Based on an archive consolidation featuring Americans of all ages, ethnicities, regions and occupations reading aloud their favorite poem along with an explanation of the producers' goals, the project demonstrates Pinsky's devotion to promoting the "individual and personal scale of poetry," which also extends into the overall position and specific meaning of art and poetry in our nation at large.

A recent CNN poll, "Have Robert Pinsky and his Favorite Poem Project prompted you to think about poetry more often?" garnered a 74 percent affirmative response.

And college students are not missing out on poetry's rewards either.
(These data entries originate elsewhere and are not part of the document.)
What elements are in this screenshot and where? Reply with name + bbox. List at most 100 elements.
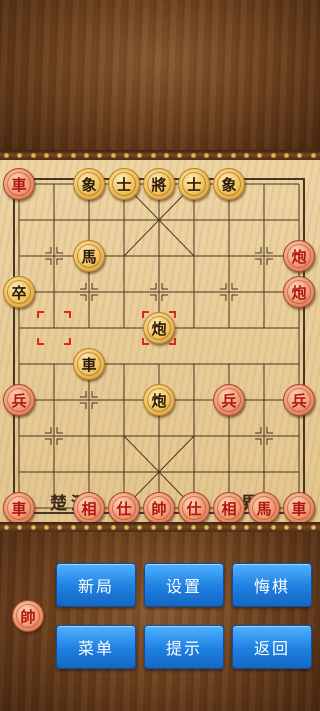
piece-black-horse[interactable]: 馬: [73, 240, 105, 272]
piece-black-elephant-left[interactable]: 象: [73, 168, 105, 200]
hint-button[interactable]: 提示: [144, 625, 224, 669]
piece-red-cannon-a[interactable]: 炮: [283, 240, 315, 272]
xiangqi-board[interactable]: 楚河 漢界 車象士將士象馬炮卒炮炮車兵炮兵兵車相仕帥仕相馬車: [0, 160, 320, 524]
position-mark: [220, 294, 227, 301]
piece-character: 馬: [81, 247, 97, 266]
position-mark: [45, 427, 52, 434]
settings-button[interactable]: 设置: [144, 563, 224, 607]
position-mark: [255, 247, 262, 254]
piece-red-horse[interactable]: 馬: [248, 492, 280, 524]
piece-red-general[interactable]: 帥: [143, 492, 175, 524]
piece-character: 炮: [291, 247, 307, 266]
rail-stud: [190, 525, 196, 530]
piece-red-elephant-left[interactable]: 相: [73, 492, 105, 524]
rail-stud: [230, 525, 236, 530]
piece-character: 兵: [11, 391, 27, 410]
move-from-marker: [37, 311, 44, 318]
piece-black-general[interactable]: 將: [143, 168, 175, 200]
position-mark: [45, 438, 52, 445]
piece-red-chariot-left[interactable]: 車: [3, 492, 35, 524]
piece-character: 象: [81, 175, 97, 194]
rail-stud: [164, 153, 170, 158]
piece-character: 炮: [291, 283, 307, 302]
piece-red-advisor-left[interactable]: 仕: [108, 492, 140, 524]
position-mark: [266, 438, 273, 445]
position-mark: [266, 427, 273, 434]
rail-stud: [97, 153, 103, 158]
piece-black-chariot[interactable]: 車: [73, 348, 105, 380]
piece-character: 炮: [151, 319, 167, 338]
piece-black-chariot-left[interactable]: 車: [3, 168, 35, 200]
undo-button[interactable]: 悔棋: [232, 563, 312, 607]
rail-stud: [97, 525, 103, 530]
piece-red-elephant-right[interactable]: 相: [213, 492, 245, 524]
position-mark: [80, 283, 87, 290]
rail-stud: [4, 153, 10, 158]
rail-stud: [204, 153, 210, 158]
piece-red-soldier-mid[interactable]: 兵: [213, 384, 245, 416]
new-game-button[interactable]: 新局: [56, 563, 136, 607]
rail-stud: [124, 153, 130, 158]
piece-character: 車: [11, 175, 27, 194]
back-button[interactable]: 返回: [232, 625, 312, 669]
position-mark: [91, 294, 98, 301]
position-mark: [80, 402, 87, 409]
rail-stud: [57, 525, 63, 530]
piece-black-soldier[interactable]: 卒: [3, 276, 35, 308]
piece-character: 車: [291, 499, 307, 518]
rail-stud: [84, 525, 90, 530]
rail-stud: [244, 153, 250, 158]
rail-stud: [110, 525, 116, 530]
piece-character: 將: [151, 175, 167, 194]
piece-red-advisor-right[interactable]: 仕: [178, 492, 210, 524]
piece-black-advisor-right[interactable]: 士: [178, 168, 210, 200]
position-mark: [80, 391, 87, 398]
rail-stud: [70, 153, 76, 158]
piece-black-advisor-left[interactable]: 士: [108, 168, 140, 200]
rail-stud: [217, 153, 223, 158]
rail-stud: [110, 153, 116, 158]
move-from-marker: [37, 338, 44, 345]
piece-red-soldier-right[interactable]: 兵: [283, 384, 315, 416]
bottom-wood-panel: [0, 532, 320, 711]
piece-character: 士: [186, 175, 202, 194]
move-from-marker: [64, 311, 71, 318]
rail-stud: [284, 153, 290, 158]
position-mark: [56, 427, 63, 434]
piece-character: 炮: [151, 391, 167, 410]
rail-stud: [150, 153, 156, 158]
rail-stud: [297, 525, 303, 530]
rail-stud: [230, 153, 236, 158]
position-mark: [80, 294, 87, 301]
menu-button[interactable]: 菜单: [56, 625, 136, 669]
piece-character: 車: [81, 355, 97, 374]
position-mark: [231, 283, 238, 290]
piece-black-elephant-right[interactable]: 象: [213, 168, 245, 200]
piece-character: 卒: [11, 283, 27, 302]
piece-character: 相: [81, 499, 97, 518]
position-mark: [231, 294, 238, 301]
piece-black-cannon-selected[interactable]: 炮: [143, 312, 175, 344]
piece-character: 兵: [221, 391, 237, 410]
position-mark: [45, 247, 52, 254]
position-mark: [161, 294, 168, 301]
position-mark: [56, 247, 63, 254]
position-mark: [91, 283, 98, 290]
piece-red-chariot-right[interactable]: 車: [283, 492, 315, 524]
rail-stud: [297, 153, 303, 158]
rail-stud: [310, 525, 316, 530]
piece-character: 兵: [291, 391, 307, 410]
piece-red-soldier-left[interactable]: 兵: [3, 384, 35, 416]
piece-red-cannon-b[interactable]: 炮: [283, 276, 315, 308]
rail-stud: [257, 153, 263, 158]
rail-stud: [137, 153, 143, 158]
piece-character: 相: [221, 499, 237, 518]
piece-black-cannon[interactable]: 炮: [143, 384, 175, 416]
position-mark: [45, 258, 52, 265]
rail-stud: [44, 525, 50, 530]
rail-stud: [284, 525, 290, 530]
rail-stud: [70, 525, 76, 530]
rail-stud: [17, 525, 23, 530]
position-mark: [150, 294, 157, 301]
rail-stud: [257, 525, 263, 530]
Indeed, as University English professor Craig Dworkin pointed out, "Half a century ago, a typical student would have taken a poetry class as one of their core courses in college — today, that's not the case."

But Pinsky explained that people should not let speculation over poetry's obsolesence fool them.

"There seems to be a considerable increase in the popularity of poetry," he stressed. "This generation of college students, beginning when you were three or four years old, have been subjected to many waves of mass art, based on performance and spectacle — in that context of mass art (some of it very good), an art based on the individual reader's breadth has a special value," he said. "Like certain styles of grooming in your generation, poetry embodies something not part of mass culture, of performance or spectacle."

Indeed, Dworkin added, "Many students say they don't like poetry — but that's like saying you don't like music because you've only ever heard polkas."

"Same is true for poetry. You have to keep looking until you find the writing that really blows your mind," he said.

Lia Romeo '03 attested to this, saying she knows a good poem when she reads it. "Essentially it comes down to this," she said. "When I read something and it takes my breath away and for a little while I feel like more than whatever I was before."